Photos from April 23 protests
Published April 23, 2024

Timing is everything in big announcements

As fall quarter draws to a close, so does the search to replace University President Nils Hasselmo. Candidate interviews for the position will end Dec. 13 and the regents will announce the name of the University’s next leader shortly before Christmas. But with finals ending Dec. 14 and classes not resuming until Jan. 6, the campus will be all but deserted when the big news comes. Unfortunately, this seems to be part of a pattern in announcing major decisions at the University.
A common public relations ploy is to announce bad news at 4 p.m. on a Friday afternoon, when it’s least likely to be picked up or dealt with in a substantive manner. The University has historically employed a similar strategy. Over the past few years, several decisions with direct repercussions for students and faculty have occurred during breaks in the academic year. The controversial Morris plan to revise the tenure code was unveiled Sept. 5, during the off-period between the second summer session and the start of the fall quarter. On June 1, 1995, just before finals, Hasselmo proposed a two-year budget plan that raised tuition for all students at a rate of 4 to 18.9 percent depending on their program of study. And the U2000 plan to restructure the University, perhaps the most far-reaching decision of the decade, was made public in early September 1993.
The decision to release bad news late in the afternoon may temporarily subdue negative reaction, but when the public finally becomes aware of the issue, they feel left out of the process and apathetic. The decision to make major announcements when campus is deserted or preoccupied with finals has similar consequences, which the administration needs to consider.
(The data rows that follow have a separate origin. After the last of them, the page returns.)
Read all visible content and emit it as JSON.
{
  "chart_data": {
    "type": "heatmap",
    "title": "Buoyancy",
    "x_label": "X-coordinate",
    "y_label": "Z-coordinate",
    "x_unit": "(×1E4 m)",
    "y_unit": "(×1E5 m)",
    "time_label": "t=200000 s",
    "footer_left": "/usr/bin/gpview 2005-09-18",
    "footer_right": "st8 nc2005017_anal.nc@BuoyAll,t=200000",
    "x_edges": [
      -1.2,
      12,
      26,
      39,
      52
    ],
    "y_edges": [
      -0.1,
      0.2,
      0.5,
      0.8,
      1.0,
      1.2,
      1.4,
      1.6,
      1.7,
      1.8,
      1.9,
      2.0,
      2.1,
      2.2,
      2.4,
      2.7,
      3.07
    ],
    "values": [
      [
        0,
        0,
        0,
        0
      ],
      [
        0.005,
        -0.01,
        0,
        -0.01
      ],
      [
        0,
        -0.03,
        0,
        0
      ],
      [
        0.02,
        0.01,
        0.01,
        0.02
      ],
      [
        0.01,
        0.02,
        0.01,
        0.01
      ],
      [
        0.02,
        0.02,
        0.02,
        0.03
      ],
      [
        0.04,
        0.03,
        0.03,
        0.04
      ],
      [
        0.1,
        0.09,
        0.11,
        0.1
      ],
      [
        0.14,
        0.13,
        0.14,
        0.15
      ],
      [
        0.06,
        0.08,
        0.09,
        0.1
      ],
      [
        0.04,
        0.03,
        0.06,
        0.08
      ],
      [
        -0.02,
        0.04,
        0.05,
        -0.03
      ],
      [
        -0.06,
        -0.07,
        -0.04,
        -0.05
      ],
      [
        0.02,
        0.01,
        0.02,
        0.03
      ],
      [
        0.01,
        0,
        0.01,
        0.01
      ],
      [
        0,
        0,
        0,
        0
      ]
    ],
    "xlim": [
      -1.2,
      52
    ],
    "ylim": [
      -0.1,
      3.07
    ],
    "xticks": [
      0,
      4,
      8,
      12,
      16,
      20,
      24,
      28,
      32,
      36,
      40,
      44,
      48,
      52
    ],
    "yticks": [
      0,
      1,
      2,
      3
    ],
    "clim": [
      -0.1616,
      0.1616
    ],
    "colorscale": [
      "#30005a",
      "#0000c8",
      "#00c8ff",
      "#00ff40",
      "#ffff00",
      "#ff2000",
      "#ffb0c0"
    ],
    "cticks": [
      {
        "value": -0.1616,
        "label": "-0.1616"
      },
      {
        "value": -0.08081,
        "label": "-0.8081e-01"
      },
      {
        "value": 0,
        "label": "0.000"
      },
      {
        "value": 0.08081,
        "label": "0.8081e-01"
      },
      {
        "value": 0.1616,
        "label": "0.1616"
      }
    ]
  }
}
Certainly the University is not a democracy. Nor should it be. With classes in session only 40 weeks out of the year and one of the largest student bodies in the nation, administrative decisions will obviously not always overlap with academic quarters. But announcing the University’s pivotal decisions to an empty campus also makes a statement. The current pattern says the University’s decision-making bodies are more concerned with spin control than with demonstrating commitment to the University community.
This fall, in particular, tensions at the University are running extraordinarily high. When a critical decision is announced during off-periods, an already tense atmosphere is further agitated. Campus issues, particularly messy ones, need to be dealt with in an open and straightforward manner. When a final decision is made, it should be done forthrightly, and students and faculty should feel that they have been adequately informed on the issues that affect them.
By spin doctoring major decisions, the University may be attempting to follow the lead of corporate America. But the relationships between administration, faculty, students and staff in higher education are fundamentally different from the corporate labor/management dynamic. If insensitivity in scheduling important announcements continues, members of the University community will fall prey to the alienation and tension that any institution of higher learning should avoid.